No quiero conformarme con apresar tu imagen nítida entre mis dedos, ni tan siquiera con retenerla en mi memoria mientras la guardo en algún cajón desastre de mi vida.
Quisiera acariciarla intemporalmente, desgastarla de tanto sentirla, arrancar su aroma de tanto exhalar su existencia.
Y descubrí, que a través de mis fotos podía sobrevolarte, soñarte, vivirte.
Y eso hice, por inalcanzable que fuiste.

Anuncios

Pedirte una cosa

Una sola cosa podría pedirte.

Una que nace de mis entrañas y quema.

Una que me subyuga a tu existencia y doblega mi voluntad.

Esa, esa sola cosa, me podría hacer arder por entero. Quemarme. Abrasarme. Calcinarme.

Incendiarme.

Una y otra vez, sin temer al dolor. Sin miedo al que vendrá después. Sin divisar  las consecuencias que acontecerán al instante que nos sobrevenga el vacío del después.

Incitarte. Pensarte. Narrarte. Erotizarte.

Todo y nada a un mismo tiempo.

Para luego, despedirme.

Así que, una sola cosa podría pedirte.

Esa que altere nuestro estado físico de templado a ardiente, de distante a cercano, de confuso a nítido, de mesurado a exaltado.

Esa que reproduzca en nuestra piel dormida un inquietante volcán a punto de explosionar repleto de sed. De ganas. De anhelos. De hambre.

Esa que nos haga temblar de emoción, que nos quiebre en fragmentos creados de sueños, que nos eleve al cuadrado las ansias de deleitarnos.

 

Soñémonos y olvidemos.

 

No me dejes soñar

No me dejes soñar.
Despiértame.
Se quiebra mi ideología entre golpes y sangre. Todo impuesto.
Las decisiones aquí, no se contemplan.
Las palabras dañan y los gritos asustan.
Parece como si el paso de los años no hubiera acontecido.
Parece que el diálogo cesó cuando al pueblo le robaron su voz.
No se dialoga nada. No se consulta nada. No se cuestiona nada.
Todo sucede porqué sí.
Y lo llaman democracia, cuando el pueblo no decide, cuando la soberanía del mismo se amordaza con leyes que matan la libertad.
Llenan sus discursos de falacias, de miedo, de palabras discordantes con sus actos.
No me dejes soñar.
Despiértame.
Mi voz no debe callar.

#saltaotravez

-Salta otra vez.

Y yo pregunto hacia dónde dirigirme. Qué precipicio o vacío he de escoger, esta vez.

Le tengo vértigo al vértigo. Y miedo a las alturas.

Me asusta el vacío constante que te abraza mientras caes y esa sensación claustrofóbica de no llegar al final del destino, manteniéndome siempre a la deriva en el aire. Sola.

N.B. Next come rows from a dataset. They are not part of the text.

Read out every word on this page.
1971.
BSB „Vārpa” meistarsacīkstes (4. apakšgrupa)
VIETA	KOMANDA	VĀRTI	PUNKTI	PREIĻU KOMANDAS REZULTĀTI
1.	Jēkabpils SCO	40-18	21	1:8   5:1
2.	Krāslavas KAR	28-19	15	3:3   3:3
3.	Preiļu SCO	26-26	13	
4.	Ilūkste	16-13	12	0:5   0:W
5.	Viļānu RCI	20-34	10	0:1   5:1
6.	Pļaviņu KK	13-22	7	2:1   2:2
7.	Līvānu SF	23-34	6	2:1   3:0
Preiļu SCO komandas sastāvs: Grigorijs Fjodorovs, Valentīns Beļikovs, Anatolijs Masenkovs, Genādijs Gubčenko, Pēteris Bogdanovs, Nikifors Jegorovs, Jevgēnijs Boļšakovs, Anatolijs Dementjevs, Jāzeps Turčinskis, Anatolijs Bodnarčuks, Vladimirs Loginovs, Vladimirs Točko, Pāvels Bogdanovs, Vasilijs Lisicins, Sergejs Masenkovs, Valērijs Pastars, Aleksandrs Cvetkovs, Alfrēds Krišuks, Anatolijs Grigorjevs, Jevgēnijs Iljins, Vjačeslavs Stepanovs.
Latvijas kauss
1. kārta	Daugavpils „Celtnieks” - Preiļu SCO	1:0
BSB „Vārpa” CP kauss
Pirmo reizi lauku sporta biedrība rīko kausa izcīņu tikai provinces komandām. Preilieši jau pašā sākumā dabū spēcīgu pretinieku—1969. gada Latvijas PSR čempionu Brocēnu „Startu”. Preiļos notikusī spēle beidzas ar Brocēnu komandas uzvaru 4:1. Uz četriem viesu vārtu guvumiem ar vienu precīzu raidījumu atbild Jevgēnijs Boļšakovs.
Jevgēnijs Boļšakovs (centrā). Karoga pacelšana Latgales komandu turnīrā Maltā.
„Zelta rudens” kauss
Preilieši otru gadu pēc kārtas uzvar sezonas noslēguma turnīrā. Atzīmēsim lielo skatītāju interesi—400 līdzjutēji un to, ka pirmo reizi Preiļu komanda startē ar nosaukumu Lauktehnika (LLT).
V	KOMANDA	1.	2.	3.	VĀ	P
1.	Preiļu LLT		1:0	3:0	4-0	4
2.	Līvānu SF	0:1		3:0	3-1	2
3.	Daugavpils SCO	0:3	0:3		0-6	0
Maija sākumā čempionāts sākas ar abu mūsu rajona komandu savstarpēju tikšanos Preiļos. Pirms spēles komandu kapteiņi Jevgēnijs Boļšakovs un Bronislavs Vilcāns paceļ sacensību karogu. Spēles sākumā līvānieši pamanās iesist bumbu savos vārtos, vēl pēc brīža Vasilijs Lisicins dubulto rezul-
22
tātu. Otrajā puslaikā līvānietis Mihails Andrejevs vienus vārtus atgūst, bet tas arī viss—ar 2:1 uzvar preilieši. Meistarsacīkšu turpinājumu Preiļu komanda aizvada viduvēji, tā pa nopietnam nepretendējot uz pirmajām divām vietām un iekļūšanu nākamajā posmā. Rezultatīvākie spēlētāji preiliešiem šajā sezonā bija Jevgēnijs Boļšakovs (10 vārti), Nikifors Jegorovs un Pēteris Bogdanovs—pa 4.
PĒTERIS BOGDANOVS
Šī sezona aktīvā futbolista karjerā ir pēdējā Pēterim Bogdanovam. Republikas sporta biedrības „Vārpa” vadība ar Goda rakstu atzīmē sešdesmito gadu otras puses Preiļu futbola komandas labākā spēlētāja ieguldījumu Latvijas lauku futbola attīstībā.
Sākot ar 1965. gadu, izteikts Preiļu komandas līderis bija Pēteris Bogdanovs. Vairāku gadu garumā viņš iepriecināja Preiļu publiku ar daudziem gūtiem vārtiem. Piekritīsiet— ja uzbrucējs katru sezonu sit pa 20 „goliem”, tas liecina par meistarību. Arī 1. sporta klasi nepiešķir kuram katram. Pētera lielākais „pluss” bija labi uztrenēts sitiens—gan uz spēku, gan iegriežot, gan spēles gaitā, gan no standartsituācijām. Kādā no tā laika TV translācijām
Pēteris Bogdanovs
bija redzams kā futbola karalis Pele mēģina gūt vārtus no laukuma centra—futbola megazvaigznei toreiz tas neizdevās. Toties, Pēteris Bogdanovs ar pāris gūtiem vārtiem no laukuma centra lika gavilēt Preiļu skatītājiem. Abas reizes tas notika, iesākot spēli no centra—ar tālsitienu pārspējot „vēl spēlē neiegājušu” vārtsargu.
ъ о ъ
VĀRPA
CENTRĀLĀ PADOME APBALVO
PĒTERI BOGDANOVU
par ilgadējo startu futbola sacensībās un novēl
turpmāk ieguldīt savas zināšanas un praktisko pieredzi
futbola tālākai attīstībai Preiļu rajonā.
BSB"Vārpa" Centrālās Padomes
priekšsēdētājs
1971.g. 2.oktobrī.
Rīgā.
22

Tengo miedo de no saber controlar ese salto a la nada.

Miedo de no saltar, también.

Miedo al miedo.

¿Cuántas preguntas caben en una sola? ¿Cuántas maneras de saltar cabrían en una sola respuesta?

Alguien argumenta: salta otra vez.

Y no dejo de pensar de cuántas maneras podría hacerlo sin salir lastimada de mi salto a un vacío que desconozco.

¿Alguien me tenderá su mano antes de precipitarme al dolor de chocar con la inevitable realidad?

-Salta otra vez, te digo.

Y el único salto que me atrevo a dar es a reconocer cuantos errores he cometido, cuantas personas haya dañado o cuantas lágrimas haya podido desprender de mis ojos sin sentido.

-Salta….

Y el vacío antes de saltar convergió en mí.